Cuz here at the Times we are reeally sick of amped-up patriotism. Well, all patriotism, really, if displayed by Americans. On the other hand we find patriotic actions by Saudis and Afghanis and Yemenis and Russians very...stirring. It rouses us in ways we can't really explain here.

And the Times sees the museum's "narrative" as "not so much wrong as drastically incomplete."  Of course that's really just a way of saying the narrative is wrong.  Meaning, We Enlightened Folks at the Times don't like it.  And the reason?  Ostensibly because it's not "deep history", not analysis.

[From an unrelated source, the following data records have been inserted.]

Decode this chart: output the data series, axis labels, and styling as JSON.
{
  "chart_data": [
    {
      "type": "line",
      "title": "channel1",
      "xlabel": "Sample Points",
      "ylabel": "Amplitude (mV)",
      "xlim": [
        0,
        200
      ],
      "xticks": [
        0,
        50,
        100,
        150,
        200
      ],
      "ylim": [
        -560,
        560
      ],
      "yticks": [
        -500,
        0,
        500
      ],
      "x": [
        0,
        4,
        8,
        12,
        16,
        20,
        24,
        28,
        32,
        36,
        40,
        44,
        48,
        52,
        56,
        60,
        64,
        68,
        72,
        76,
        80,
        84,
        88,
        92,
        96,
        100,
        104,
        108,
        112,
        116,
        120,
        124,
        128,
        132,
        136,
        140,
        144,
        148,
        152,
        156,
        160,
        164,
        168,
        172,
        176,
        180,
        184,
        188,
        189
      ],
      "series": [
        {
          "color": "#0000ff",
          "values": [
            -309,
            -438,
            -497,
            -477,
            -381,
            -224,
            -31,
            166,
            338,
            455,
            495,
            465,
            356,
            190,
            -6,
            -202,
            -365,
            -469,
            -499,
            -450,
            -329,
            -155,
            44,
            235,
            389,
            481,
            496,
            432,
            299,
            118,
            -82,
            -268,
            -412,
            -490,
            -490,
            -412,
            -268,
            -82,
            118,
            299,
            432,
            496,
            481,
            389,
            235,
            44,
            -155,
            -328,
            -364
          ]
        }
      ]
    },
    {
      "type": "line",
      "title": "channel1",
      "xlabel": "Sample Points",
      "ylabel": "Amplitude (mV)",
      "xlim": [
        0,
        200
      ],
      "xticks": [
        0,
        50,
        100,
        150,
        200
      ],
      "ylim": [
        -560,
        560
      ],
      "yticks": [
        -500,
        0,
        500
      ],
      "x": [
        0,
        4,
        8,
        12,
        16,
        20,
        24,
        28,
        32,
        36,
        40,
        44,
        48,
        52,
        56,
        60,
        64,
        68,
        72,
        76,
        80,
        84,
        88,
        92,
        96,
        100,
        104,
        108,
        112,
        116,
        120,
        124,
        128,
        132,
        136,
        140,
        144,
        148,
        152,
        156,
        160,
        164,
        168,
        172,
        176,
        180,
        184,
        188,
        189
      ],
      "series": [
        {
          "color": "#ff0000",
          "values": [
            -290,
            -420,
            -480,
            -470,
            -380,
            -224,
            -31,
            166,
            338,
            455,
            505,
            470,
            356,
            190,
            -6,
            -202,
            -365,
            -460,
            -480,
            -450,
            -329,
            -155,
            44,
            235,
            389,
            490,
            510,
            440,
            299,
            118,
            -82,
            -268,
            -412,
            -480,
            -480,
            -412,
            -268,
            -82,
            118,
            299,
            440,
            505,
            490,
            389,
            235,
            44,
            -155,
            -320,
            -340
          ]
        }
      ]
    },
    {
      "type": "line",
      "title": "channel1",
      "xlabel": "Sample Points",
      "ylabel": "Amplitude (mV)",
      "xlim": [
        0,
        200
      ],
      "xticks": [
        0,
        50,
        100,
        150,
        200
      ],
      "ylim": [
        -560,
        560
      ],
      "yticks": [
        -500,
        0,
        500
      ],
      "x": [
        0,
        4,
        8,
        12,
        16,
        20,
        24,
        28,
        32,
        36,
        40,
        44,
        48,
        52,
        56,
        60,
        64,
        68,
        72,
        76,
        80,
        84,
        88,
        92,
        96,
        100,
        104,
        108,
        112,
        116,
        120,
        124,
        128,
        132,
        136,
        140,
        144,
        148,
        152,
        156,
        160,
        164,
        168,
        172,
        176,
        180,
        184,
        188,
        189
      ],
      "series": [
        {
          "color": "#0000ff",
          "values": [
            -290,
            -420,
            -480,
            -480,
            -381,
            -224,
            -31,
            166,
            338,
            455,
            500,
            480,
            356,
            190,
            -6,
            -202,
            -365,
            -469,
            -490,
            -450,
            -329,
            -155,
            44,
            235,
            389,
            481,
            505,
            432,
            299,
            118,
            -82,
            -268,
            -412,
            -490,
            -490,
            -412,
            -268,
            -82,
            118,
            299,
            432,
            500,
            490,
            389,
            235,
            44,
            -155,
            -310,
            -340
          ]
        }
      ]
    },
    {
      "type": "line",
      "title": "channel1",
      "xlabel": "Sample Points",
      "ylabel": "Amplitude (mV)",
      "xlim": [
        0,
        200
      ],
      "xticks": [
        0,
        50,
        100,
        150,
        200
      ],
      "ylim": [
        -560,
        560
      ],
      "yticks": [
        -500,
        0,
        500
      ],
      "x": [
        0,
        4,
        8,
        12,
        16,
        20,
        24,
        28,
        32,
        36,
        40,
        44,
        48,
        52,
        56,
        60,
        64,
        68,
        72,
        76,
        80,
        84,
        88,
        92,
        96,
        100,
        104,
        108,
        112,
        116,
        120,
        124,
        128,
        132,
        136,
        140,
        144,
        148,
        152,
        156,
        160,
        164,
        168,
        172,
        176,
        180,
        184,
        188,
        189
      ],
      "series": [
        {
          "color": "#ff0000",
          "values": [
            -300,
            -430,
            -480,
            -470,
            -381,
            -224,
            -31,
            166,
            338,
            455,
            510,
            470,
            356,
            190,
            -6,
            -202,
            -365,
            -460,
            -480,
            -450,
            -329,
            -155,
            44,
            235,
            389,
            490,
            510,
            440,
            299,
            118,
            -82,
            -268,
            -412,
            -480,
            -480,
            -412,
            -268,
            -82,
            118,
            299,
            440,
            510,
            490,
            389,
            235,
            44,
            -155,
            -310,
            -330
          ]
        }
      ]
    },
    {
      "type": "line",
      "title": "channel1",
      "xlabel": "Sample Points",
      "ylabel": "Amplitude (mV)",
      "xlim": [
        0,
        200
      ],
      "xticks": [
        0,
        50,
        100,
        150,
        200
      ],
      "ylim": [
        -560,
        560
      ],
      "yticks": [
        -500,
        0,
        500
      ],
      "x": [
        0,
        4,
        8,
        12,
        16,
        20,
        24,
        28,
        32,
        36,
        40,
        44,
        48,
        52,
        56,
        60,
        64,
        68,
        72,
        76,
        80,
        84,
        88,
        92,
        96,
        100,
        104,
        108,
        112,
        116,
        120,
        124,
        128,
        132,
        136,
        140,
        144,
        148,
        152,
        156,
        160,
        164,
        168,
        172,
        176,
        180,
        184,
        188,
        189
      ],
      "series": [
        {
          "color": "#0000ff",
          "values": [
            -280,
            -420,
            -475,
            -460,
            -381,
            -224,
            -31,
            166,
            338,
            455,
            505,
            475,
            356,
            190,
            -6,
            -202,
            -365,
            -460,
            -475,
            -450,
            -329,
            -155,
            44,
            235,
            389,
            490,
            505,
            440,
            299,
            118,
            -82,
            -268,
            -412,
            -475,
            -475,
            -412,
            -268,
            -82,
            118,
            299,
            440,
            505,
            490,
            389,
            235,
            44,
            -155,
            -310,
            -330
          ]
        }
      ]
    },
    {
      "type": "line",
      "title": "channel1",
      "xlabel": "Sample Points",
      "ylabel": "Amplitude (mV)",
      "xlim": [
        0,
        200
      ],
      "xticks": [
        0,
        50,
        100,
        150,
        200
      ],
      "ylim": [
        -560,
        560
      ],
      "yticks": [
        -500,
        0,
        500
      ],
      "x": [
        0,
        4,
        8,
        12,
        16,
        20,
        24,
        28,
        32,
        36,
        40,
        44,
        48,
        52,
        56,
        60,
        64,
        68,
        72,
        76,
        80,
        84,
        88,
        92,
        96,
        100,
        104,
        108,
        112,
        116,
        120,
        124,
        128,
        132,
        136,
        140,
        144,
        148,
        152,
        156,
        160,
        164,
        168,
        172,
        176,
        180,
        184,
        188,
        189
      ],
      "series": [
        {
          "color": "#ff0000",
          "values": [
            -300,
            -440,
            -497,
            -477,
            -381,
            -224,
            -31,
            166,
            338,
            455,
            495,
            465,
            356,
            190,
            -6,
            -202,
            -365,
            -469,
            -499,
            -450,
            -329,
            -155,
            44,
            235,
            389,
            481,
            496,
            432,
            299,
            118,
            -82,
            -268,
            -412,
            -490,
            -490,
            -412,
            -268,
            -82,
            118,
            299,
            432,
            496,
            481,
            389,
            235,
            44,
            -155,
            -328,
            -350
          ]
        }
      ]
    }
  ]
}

Let's see here: 2,900 people were murdered that day and the Times wants...analysis?  I wonder, would you be so interested in "analysis" and "root causes" if someone cracked your kid's head open with a crowbar?  Sure you would.  Cuz, like, it's important to analyze things if you want to have enough latitude to nuance them down to no threat.
Still, within its narrow perspective, maybe because of it, the museum has done something powerful.
Only one group has the crucial broad perspective, and that would be the reviewer and editors of the Times. Just ask 'em.
And, fortunately, it seems to regard itself as a work in progress, involved in investigation, not summation.  I hope so.  If it stops growing and freezes its narrative, it will become, however affecting, just another Sept. 11 artifact. If it tackles the reality that its story is as much about global politics as about architecture, about a bellicose epoch as much as about a violent event, it could deepen all our thinking about politics, morality and devotion.
Wait... the reality is that its story is "as much about global politics as about architecture"??  Gee, and here I thought it was to memorialize 2,900 dead Americans...  And there's that bullshit about "a bellicose epoch as much as about a violent event..."  Um...yeah, can't imagine why anyone would dare..uh...memorialize a "violent event" at a museum located at the site where 2,900 innocents were killed by 26 throat-cutting savages, eh?

So...if you wonder why congress hasn't voted to slam the hammer down on Muslim thuggery, a big part of the answer is sneering, snide, contemptuous, elitist bullshit reviews like the Times ran on the 9/11 museum.